On September 7, U.S. District Judge Reed O’Connor ruled in Braidwood Management v. Becerra against a provision of the Affordable Care Act that requires employers to provide insurance coverage for PrEP (Pre-exposure prophylaxis), a medication that prevents the transmission of HIV. The judge ruled that the ACA mandate violates employers’ rights under the Religious Freedom Restoration Act.
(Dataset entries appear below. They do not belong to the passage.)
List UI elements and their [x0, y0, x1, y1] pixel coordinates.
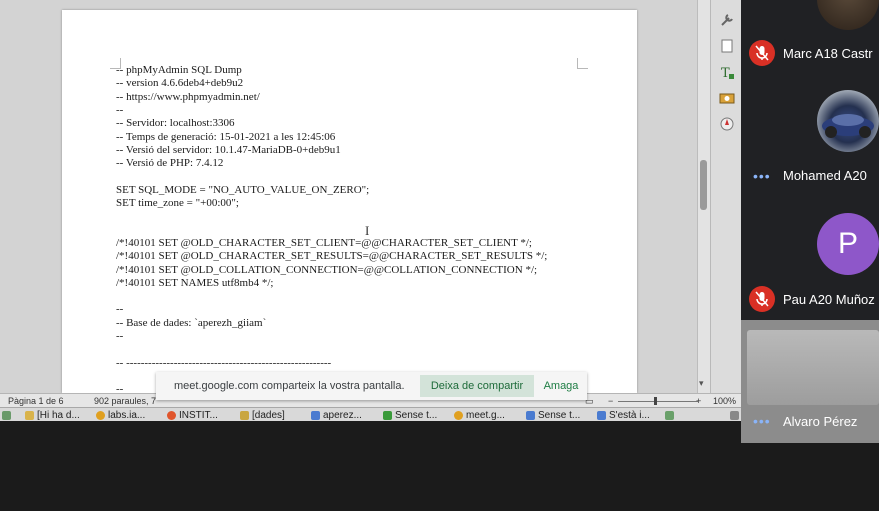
document-line: -- Versió de PHP: 7.4.12: [116, 157, 224, 170]
document-line: /*!40101 SET @OLD_CHARACTER_SET_CLIENT=@…: [116, 236, 532, 249]
participant-name: Pau A20 Muñoz: [783, 292, 875, 307]
video-frame: [747, 330, 879, 405]
folder-icon: [25, 410, 34, 420]
screen-share-banner: meet.google.com comparteix la vostra pan…: [156, 372, 587, 400]
avatar: [817, 90, 879, 152]
taskbar-item-label: S'està i...: [609, 409, 650, 421]
tray-icon[interactable]: [665, 409, 674, 421]
stop-sharing-button[interactable]: Deixa de compartir: [420, 375, 534, 397]
zoom-in-icon[interactable]: +: [696, 396, 701, 406]
tray-icon[interactable]: [730, 409, 739, 421]
participant-tile[interactable]: ••• Mohamed A20: [741, 80, 879, 200]
taskbar-item-label: labs.ia...: [108, 409, 146, 421]
taskbar-item[interactable]: [dades]: [240, 409, 285, 421]
taskbar-item[interactable]: Sense t...: [526, 409, 580, 421]
document-canvas: -- phpMyAdmin SQL Dump -- version 4.6.6de…: [0, 0, 707, 395]
taskbar-item-label: Sense t...: [538, 409, 581, 421]
mic-off-icon: [749, 40, 775, 66]
taskbar-item-label: meet.g...: [466, 409, 505, 421]
avatar: P: [817, 213, 879, 275]
taskbar-item[interactable]: meet.g...: [454, 409, 505, 421]
document-line: -- https://www.phpmyadmin.net/: [116, 90, 260, 103]
wrench-icon[interactable]: [719, 12, 735, 28]
editor-sidebar: T: [710, 0, 741, 393]
zoom-out-icon[interactable]: −: [608, 396, 613, 406]
document-line: -- Temps de generació: 15-01-2021 a les …: [116, 130, 336, 143]
mic-off-icon: [749, 286, 775, 312]
taskbar-item-label: aperez...: [323, 409, 362, 421]
chrome-icon: [454, 410, 463, 420]
word-count[interactable]: 902 paraules, 7: [94, 396, 156, 406]
navigator-icon[interactable]: [719, 116, 735, 132]
taskbar-item[interactable]: [Hi ha d...: [25, 409, 80, 421]
avatar: [817, 0, 879, 30]
document-line: -- Servidor: localhost:3306: [116, 117, 235, 130]
svg-text:T: T: [721, 66, 730, 80]
gallery-icon[interactable]: [719, 90, 735, 106]
chrome-icon: [96, 410, 105, 420]
document-line: -- version 4.6.6deb4+deb9u2: [116, 77, 244, 90]
taskbar-item-label: INSTIT...: [179, 409, 218, 421]
zoom-slider[interactable]: [618, 401, 698, 402]
document-line: -- Base de dades: `aperezh_giiam`: [116, 316, 267, 329]
writer-icon: [311, 410, 320, 420]
more-options-icon[interactable]: •••: [753, 413, 771, 429]
document-line: -- Versió del servidor: 10.1.47-MariaDB-…: [116, 143, 341, 156]
document-line: /*!40101 SET @OLD_COLLATION_CONNECTION=@…: [116, 263, 538, 276]
scrollbar-thumb[interactable]: [700, 160, 707, 210]
margin-corner-top-right: [577, 58, 588, 69]
participants-panel: Marc A18 Castr ••• Mohamed A20 P Pau A20…: [741, 0, 879, 443]
taskbar-item-label: Sense t...: [395, 409, 438, 421]
writer-icon: [526, 410, 535, 420]
participant-tile[interactable]: P Pau A20 Muñoz: [741, 200, 879, 320]
document-line: -- -------------------------------------…: [116, 356, 332, 369]
taskbar-item[interactable]: S'està i...: [597, 409, 650, 421]
taskbar-item[interactable]: aperez...: [311, 409, 362, 421]
zoom-slider-knob[interactable]: [654, 397, 657, 405]
document-line: /*!40101 SET @OLD_CHARACTER_SET_RESULTS=…: [116, 250, 548, 263]
participant-tile[interactable]: Marc A18 Castr: [741, 0, 879, 80]
document-line: --: [116, 330, 124, 342]
zoom-level[interactable]: 100%: [713, 396, 736, 406]
taskbar-item[interactable]: INSTIT...: [167, 409, 218, 421]
calc-icon: [383, 410, 392, 420]
share-message: meet.google.com comparteix la vostra pan…: [174, 380, 405, 392]
shared-screen: -- phpMyAdmin SQL Dump -- version 4.6.6de…: [0, 0, 741, 421]
participant-name: Alvaro Pérez: [783, 414, 858, 429]
folder-icon: [240, 410, 249, 420]
document-page[interactable]: -- phpMyAdmin SQL Dump -- version 4.6.6de…: [62, 10, 637, 395]
vertical-scrollbar[interactable]: ▾: [697, 0, 710, 393]
document-line: SET SQL_MODE = "NO_AUTO_VALUE_ON_ZERO";: [116, 183, 370, 196]
taskbar-item-label: [Hi ha d...: [37, 409, 80, 421]
text-cursor-icon: I: [365, 223, 370, 238]
styles-icon[interactable]: T: [719, 64, 735, 80]
participant-name: Marc A18 Castr: [783, 46, 873, 61]
hide-banner-button[interactable]: Amaga: [540, 375, 582, 397]
document-icon: [597, 410, 606, 420]
avatar-initial: P: [837, 227, 858, 260]
participant-video-tile[interactable]: ••• Alvaro Pérez: [741, 320, 879, 443]
page-count[interactable]: Pàgina 1 de 6: [8, 396, 64, 406]
document-line: --: [116, 103, 124, 116]
participant-name: Mohamed A20: [783, 168, 867, 183]
taskbar-menu-icon[interactable]: [2, 409, 11, 421]
taskbar-item-label: [dades]: [252, 409, 285, 421]
taskbar-item[interactable]: labs.ia...: [96, 409, 145, 421]
more-options-icon[interactable]: •••: [753, 168, 771, 184]
taskbar-item[interactable]: Sense t...: [383, 409, 437, 421]
document-line: --: [116, 303, 124, 316]
document-line: -- phpMyAdmin SQL Dump: [116, 64, 242, 76]
document-line: /*!40101 SET NAMES utf8mb4 */;: [116, 276, 274, 289]
scroll-down-arrow-icon[interactable]: ▾: [699, 378, 704, 389]
page-icon[interactable]: [719, 38, 735, 54]
taskbar: [Hi ha d... labs.ia... INSTIT... [dades]…: [0, 407, 741, 421]
document-line: SET time_zone = "+00:00";: [116, 197, 239, 209]
firefox-icon: [167, 410, 176, 420]
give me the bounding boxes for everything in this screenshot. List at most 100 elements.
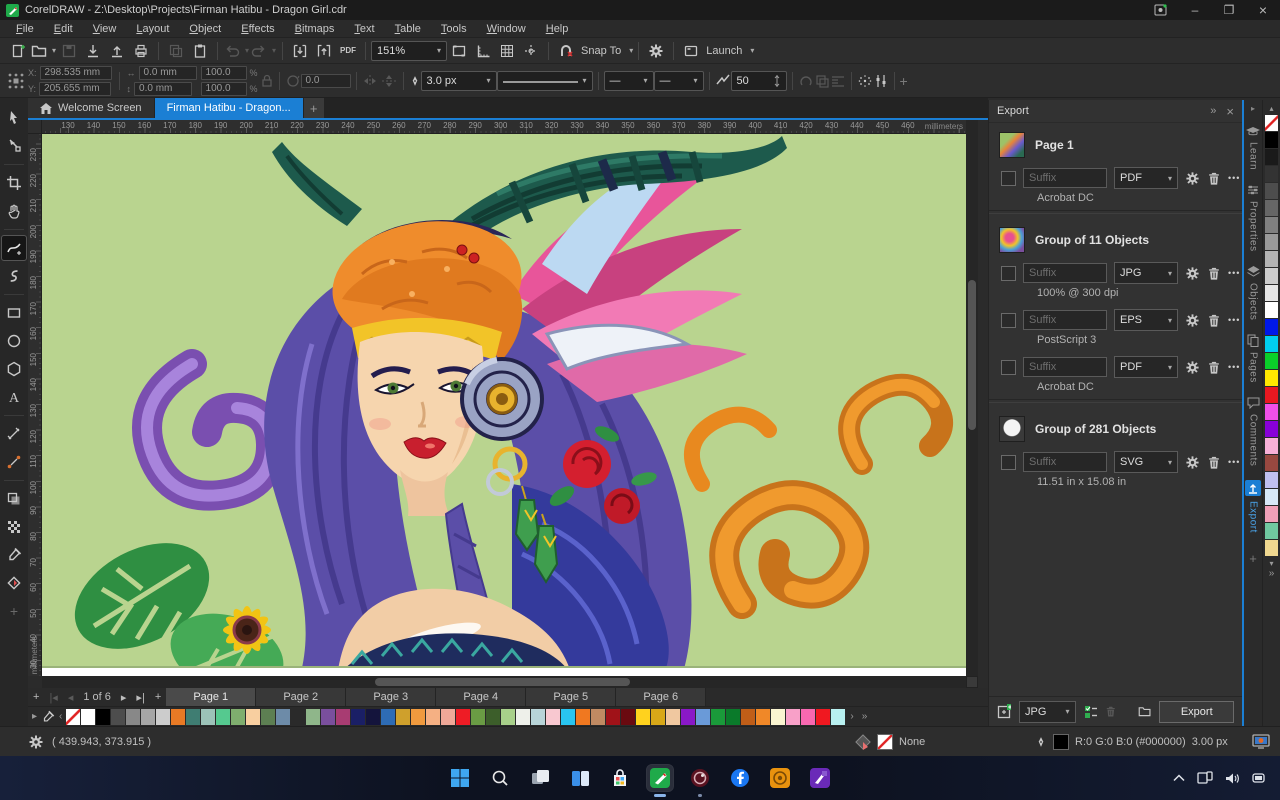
rectangle-tool[interactable] [2,301,26,325]
color-swatch[interactable] [486,708,501,725]
ruler-origin-corner[interactable] [28,120,42,134]
docker-tab-learn[interactable]: Learn [1246,127,1260,170]
color-swatch[interactable] [1265,285,1278,301]
color-swatch[interactable] [501,708,516,725]
delete-export-icon[interactable] [1207,455,1221,470]
add-docker-button[interactable]: + [1249,551,1257,566]
tab-active-document[interactable]: Firman Hatibu - Dragon... [154,98,303,118]
menu-file[interactable]: File [6,23,44,35]
outline-swatch-black[interactable] [1053,733,1069,750]
color-swatch[interactable] [1265,251,1278,267]
color-swatch[interactable] [591,708,606,725]
color-swatch[interactable] [216,708,231,725]
export-row-checkbox[interactable] [1001,454,1016,470]
export-row-checkbox[interactable] [1001,312,1016,328]
color-swatch[interactable] [1265,115,1278,131]
color-swatch[interactable] [1265,336,1278,352]
save-button[interactable] [58,40,80,62]
docker-tab-comments[interactable]: Comments [1247,397,1260,466]
delete-export-icon[interactable] [1207,171,1221,186]
page-tab-3[interactable]: Page 3 [346,688,437,706]
redo-button[interactable]: ▾ [251,40,276,62]
delete-export-icon[interactable] [1207,266,1221,281]
launch-icon[interactable] [680,40,702,62]
status-gear-icon[interactable] [28,734,44,750]
import-dialog-button[interactable] [289,40,311,62]
docker-flyout-arrow[interactable]: ▸ [1251,104,1255,113]
color-swatch[interactable] [666,708,681,725]
undo-button[interactable]: ▾ [224,40,249,62]
artistic-media-tool[interactable] [2,264,26,288]
snap-to-dropdown[interactable]: Snap To [581,45,621,57]
add-tool-button[interactable]: + [2,599,26,623]
color-swatch[interactable] [561,708,576,725]
scale-x-field[interactable]: 100.0 [200,65,247,80]
microsoft-store-button[interactable] [607,765,633,791]
drawing-canvas[interactable] [42,134,966,676]
menu-tools[interactable]: Tools [431,23,477,35]
color-swatch[interactable] [606,708,621,725]
color-swatch[interactable] [426,708,441,725]
tray-chevron-icon[interactable] [1173,774,1185,782]
color-swatch[interactable] [231,708,246,725]
default-format-select[interactable]: JPG ▾ [1019,700,1076,723]
color-swatch[interactable] [1265,166,1278,182]
palette-scroll-up[interactable]: ▴ [1265,104,1277,113]
color-swatch[interactable] [381,708,396,725]
color-swatch[interactable] [111,708,126,725]
color-swatch[interactable] [411,708,426,725]
tray-volume-icon[interactable] [1225,772,1240,785]
pick-tool[interactable] [2,106,26,130]
suffix-input[interactable] [1023,310,1107,330]
color-swatch[interactable] [681,708,696,725]
panel-close-button[interactable]: × [1226,104,1234,119]
palette-eyedropper-icon[interactable] [41,710,55,724]
add-page-button-left[interactable]: + [28,691,44,703]
copy-button[interactable] [165,40,187,62]
shape-tool[interactable] [2,134,26,158]
color-swatch[interactable] [1265,472,1278,488]
previous-page-button[interactable]: ◂ [63,691,79,704]
color-swatch[interactable] [1265,353,1278,369]
color-swatch[interactable] [291,708,306,725]
palette-flyout-arrow[interactable]: ▸ [28,711,41,722]
export-button[interactable] [106,40,128,62]
color-swatch[interactable] [726,708,741,725]
delete-export-icon[interactable] [1207,313,1221,328]
page-tab-4[interactable]: Page 4 [436,688,527,706]
page-tab-1[interactable]: Page 1 [166,688,257,706]
suffix-input[interactable] [1023,357,1107,377]
suffix-input[interactable] [1023,168,1107,188]
tab-welcome-screen[interactable]: Welcome Screen [28,98,154,118]
object-position-grid-icon[interactable] [6,71,26,91]
interactive-fill-tool[interactable] [2,571,26,595]
color-swatch[interactable] [1265,404,1278,420]
color-swatch[interactable] [771,708,786,725]
menu-edit[interactable]: Edit [44,23,83,35]
color-swatch[interactable] [741,708,756,725]
mirror-horizontal-icon[interactable] [362,73,380,89]
page-tab-6[interactable]: Page 6 [616,688,707,706]
menu-table[interactable]: Table [385,23,431,35]
suffix-input[interactable] [1023,452,1107,472]
color-swatch[interactable] [1265,387,1278,403]
color-swatch[interactable] [756,708,771,725]
corel-capture-taskbar-icon[interactable] [807,765,833,791]
color-swatch[interactable] [1265,234,1278,250]
print-button[interactable] [130,40,152,62]
paste-button[interactable] [189,40,211,62]
add-page-button[interactable]: + [150,691,166,703]
publish-pdf-button[interactable]: PDF [337,40,359,62]
color-swatch[interactable] [786,708,801,725]
docker-tab-objects[interactable]: Objects [1246,265,1260,320]
sliders-icon[interactable] [873,73,889,89]
more-options-button[interactable]: ••• [1228,268,1240,278]
palette-scroll-right[interactable]: › [846,711,857,722]
new-document-button[interactable] [7,40,29,62]
rotation-angle-field[interactable]: 0.0 [300,73,351,88]
menu-effects[interactable]: Effects [231,23,284,35]
format-select[interactable]: PDF ▾ [1114,167,1178,189]
more-options-button[interactable]: ••• [1228,457,1240,467]
color-swatch[interactable] [636,708,651,725]
polygon-tool[interactable] [2,357,26,381]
Read the ruling in the case (courtesy of Chris Geidner) here.
Ivy Hill (they/them pronouns), Community Health Program Director of the Campaign for Southern Equality, said today:
“This ruling is about imposing extreme religious beliefs – not, as it purports, about protecting religious freedom: Far right extremist judges are attacking privacy and access to health care.”
“We must be increasing access to life-saving medications like PrEP, not using it as the latest political wedge to attack LGBTQ people in the South. Whether it’s access to abortion, trans-affirming care, birth control, or PrEP, we are seeing dangerous action from activist courts intervening in Americans’ healthcare decisions – and we must push back.”
PrEP is a daily pill used widely for HIV prevention by individuals who are HIV-negative but at high risk for exposure, including men who have sex with men, people who are in a sexual relationship with an HIV-positive partner, and people who have recently injected drugs. Daily PrEP use can reduce the risk of HIV infection from sex by more than 90 percent.
PrEP is an especially critical strategy for HIV prevention in the South, the epicenter of the modern HIV crisis in the United States. According to 2016- 2017 CDC data, one-half of all HIV diagnoses occur in the South, 47 percent of HIV related deaths happened in the South, and 46 percent of people living with HIV live in the South. In the Campaign for Southern Equality’s Report of the 2019 Southern LGBTQ Health Survey, we found that respondents’ reported rates of living with HIV more than 15 times higher than the national rate, with 5 percent of respondents saying they are living with HIV and 10.4 percent saying that they don’t know their status.
Judge O’Connor has a long history of ruling against the Affordable Care Act, and a history of rulings that harm the LGBTQ community, including opinions that overreached on marriage rights for same-sex couples and a decision on anti-LGBTQ workplace discrimination that blatantly violated the U.S. Supreme Court’s ruling in Bostock v. Clayton County.